My dad used to tell me stories about how he would go see live musicians at local spots in and around Memphis. He got to see acts like Billy Joel and Skynard before they published their first albums. Zero chance of that happening now. Nobody gets oxygen without signing their souls away to one of the big boys.
Rock music used to have an established career path. If you made it out of Dad’s garage, you played local bars for tips and free drinks. A fraction of bar bands graduated to playing the county fair and having a vanity record pressed on their own dime. A fraction of those bands would score gigs as state fair side acts; maybe as openers on the local stop of C list rock stars’ nationwide tour.
About 1 percent of those acts would land a deal with a big label’s farm league imprint. Less than half of those would break out and score a coveted 3-album contract with one of the majors.
Even then, it was considered natural for most bands that achieved gold record, coast-to-coast tour, headliner status to go back down the ladder. Think of the 80s hair bands that now play state fairs. It was normal, and smart artists socked away some of the earnings from their turn at the top.
Now that model is gone. No garage band that paid their dues playing bars will hit the big time. No contest winners will cut a first album that catapults them to lifetime stardom. Every top 40 act is put together from the ground up by Hollywood casting agents, cult high priest producers, and mercenary sound engineers. It’s fake like all mainstream entertainment.
It’s an unfortunate truth that the industry deliberately shifted itself into an idol factory (not the Japanese kind) in attempting to sell you prophets of modernity instead of entertainers. They’ve been working on it since Madonna, and finally perfected the form by the time of signing the underage Britney Spears.
The hedonism and nihilism tank ran dry in rock music back in the 1990s and therefore lost its usefulness. The genre requires too much masculinity, testosterone, and adrenaline, in order to be controlled successfully. Their last attempt at a rock idol, Cobain, killed himself. Much easier to control the sound, image, and personality, of your talents lock stock and barrel.
I think the advent of file sharing, streaming, and YouTube, completely derailed those plans, though. The recording industry devalued its own product so much that they even offer old albums and songs to listen to for free on YouTube. I can’t even remember the last time I’ve ever met anyone who listens to the radio anymore.

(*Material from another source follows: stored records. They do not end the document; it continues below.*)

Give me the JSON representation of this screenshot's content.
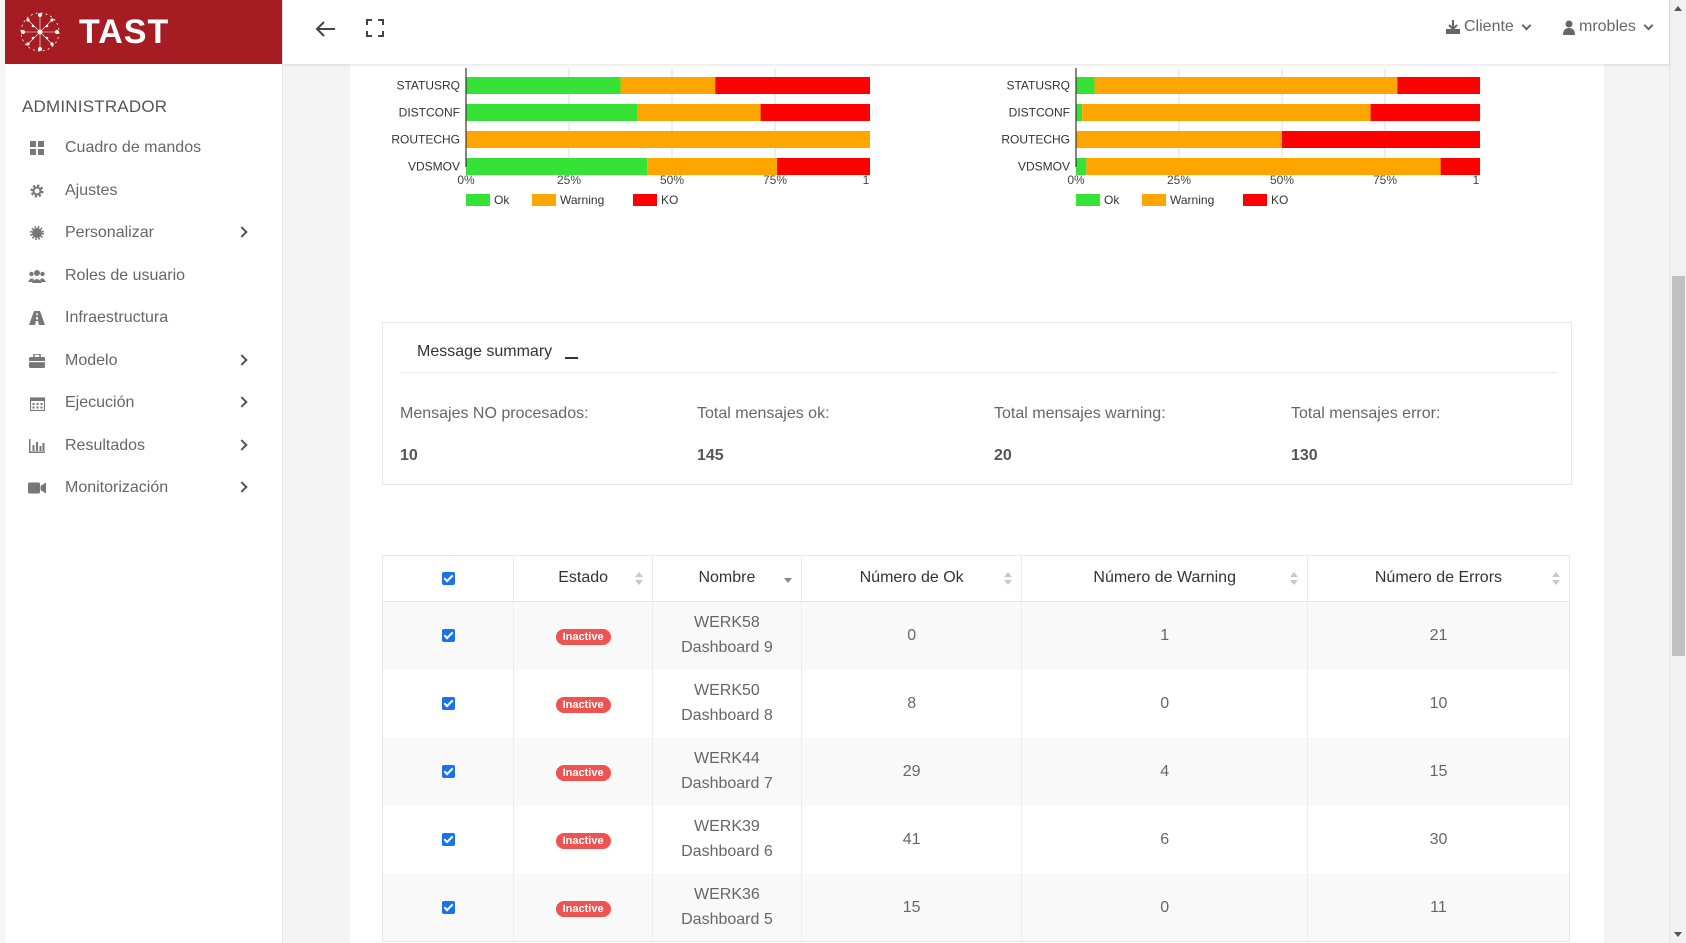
{
  "brand": {
    "title": "TAST"
  },
  "sidebar": {
    "section": "ADMINISTRADOR",
    "items": [
      {
        "label": "Cuadro de mandos",
        "icon": "dashboard-grid-icon",
        "sub": false
      },
      {
        "label": "Ajustes",
        "icon": "gear-icon",
        "sub": false
      },
      {
        "label": "Personalizar",
        "icon": "cog-badge-icon",
        "sub": true
      },
      {
        "label": "Roles de usuario",
        "icon": "users-icon",
        "sub": false
      },
      {
        "label": "Infraestructura",
        "icon": "road-icon",
        "sub": false
      },
      {
        "label": "Modelo",
        "icon": "briefcase-icon",
        "sub": true
      },
      {
        "label": "Ejecución",
        "icon": "calendar-icon",
        "sub": true
      },
      {
        "label": "Resultados",
        "icon": "bar-chart-icon",
        "sub": true
      },
      {
        "label": "Monitorización",
        "icon": "video-camera-icon",
        "sub": true
      }
    ]
  },
  "topbar": {
    "client_label": "Cliente",
    "user_label": "mrobles"
  },
  "chart_data": [
    {
      "type": "bar",
      "orientation": "horizontal-stacked-percent",
      "categories": [
        "STATUSRQ",
        "DISTCONF",
        "ROUTECHG",
        "VDSMOV"
      ],
      "series": [
        {
          "name": "Ok",
          "values": [
            37.5,
            41.5,
            0,
            44
          ]
        },
        {
          "name": "Warning",
          "values": [
            23,
            30,
            100,
            31.5
          ]
        },
        {
          "name": "KO",
          "values": [
            39.5,
            28.5,
            0,
            24.5
          ]
        }
      ],
      "xticks": [
        "0%",
        "25%",
        "50%",
        "75%",
        "100%"
      ],
      "xlim": [
        0,
        100
      ],
      "legend": [
        "Ok",
        "Warning",
        "KO"
      ],
      "colors": {
        "Ok": "#36e236",
        "Warning": "#ffa500",
        "KO": "#ff0000"
      }
    },
    {
      "type": "bar",
      "orientation": "horizontal-stacked-percent",
      "categories": [
        "STATUSRQ",
        "DISTCONF",
        "ROUTECHG",
        "VDSMOV"
      ],
      "series": [
        {
          "name": "Ok",
          "values": [
            4.5,
            1.5,
            0,
            2.5
          ]
        },
        {
          "name": "Warning",
          "values": [
            73.5,
            70,
            50,
            86
          ]
        },
        {
          "name": "KO",
          "values": [
            22,
            28.5,
            50,
            11.5
          ]
        }
      ],
      "xticks": [
        "0%",
        "25%",
        "50%",
        "75%",
        "100%"
      ],
      "xlim": [
        0,
        100
      ],
      "legend": [
        "Ok",
        "Warning",
        "KO"
      ],
      "colors": {
        "Ok": "#36e236",
        "Warning": "#ffa500",
        "KO": "#ff0000"
      }
    }
  ],
  "summary": {
    "title": "Message summary",
    "stats": [
      {
        "label": "Mensajes NO procesados:",
        "value": "10"
      },
      {
        "label": "Total mensajes ok:",
        "value": "145"
      },
      {
        "label": "Total mensajes warning:",
        "value": "20"
      },
      {
        "label": "Total mensajes error:",
        "value": "130"
      }
    ]
  },
  "table": {
    "columns": [
      "Estado",
      "Nombre",
      "Número de Ok",
      "Número de Warning",
      "Número de Errors"
    ],
    "rows": [
      {
        "estado": "Inactive",
        "nombre1": "WERK58",
        "nombre2": "Dashboard 9",
        "ok": "0",
        "warning": "1",
        "errors": "21"
      },
      {
        "estado": "Inactive",
        "nombre1": "WERK50",
        "nombre2": "Dashboard 8",
        "ok": "8",
        "warning": "0",
        "errors": "10"
      },
      {
        "estado": "Inactive",
        "nombre1": "WERK44",
        "nombre2": "Dashboard 7",
        "ok": "29",
        "warning": "4",
        "errors": "15"
      },
      {
        "estado": "Inactive",
        "nombre1": "WERK39",
        "nombre2": "Dashboard 6",
        "ok": "41",
        "warning": "6",
        "errors": "30"
      },
      {
        "estado": "Inactive",
        "nombre1": "WERK36",
        "nombre2": "Dashboard 5",
        "ok": "15",
        "warning": "0",
        "errors": "11"
      }
    ]
  }
}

Today, basically, if you want to be a musician, I can’t see how you can do it aside from it being a hobby. There’s no money in it anymore.
“Their last attempt at a rock idol, Cobain, killed himself. ”
He knew what they were trying to turn him into. He saw this coming.
“There’s no money in it anymore.”
It’s like trying to be a professional photographer.
There were some great sounds from UK bands in the 80s using electronic instruments. I listen to them now occasionally if I remember one and it fits the moment.
Maybe the best cure for the disappointment of the collapse of culture though is to stop noticing it and its priests, and scrub the timeline for something better.
https://www.youtube.com/watch?v=AEVG_HIr-zI
I really think automation plays an outsized role in the destruction of music. If you look at records made in the 1960s they were usually recorded with all instruments at once. If someone made a mistake then the entire band would have to play the entire song again, and musicians were thus very good at performing. Nowadays if someone makes a mistake, you can “punch in” and correct it. No need to play the song again, no need to even play your part again. Heck, you can just copy and paste from somewhere else in the song. The bar to entry is far lower, so the end result is of lower quality. Map this to every element. And this is just recorded music. If you consider the fact that recorded music itself effectively destroyed entire industries of live musicians in the early 20th century, it’s easy to see how technology both giveth and taketh away.
Audio engineer and session musician Rick Beato has made a side career of pointing this out.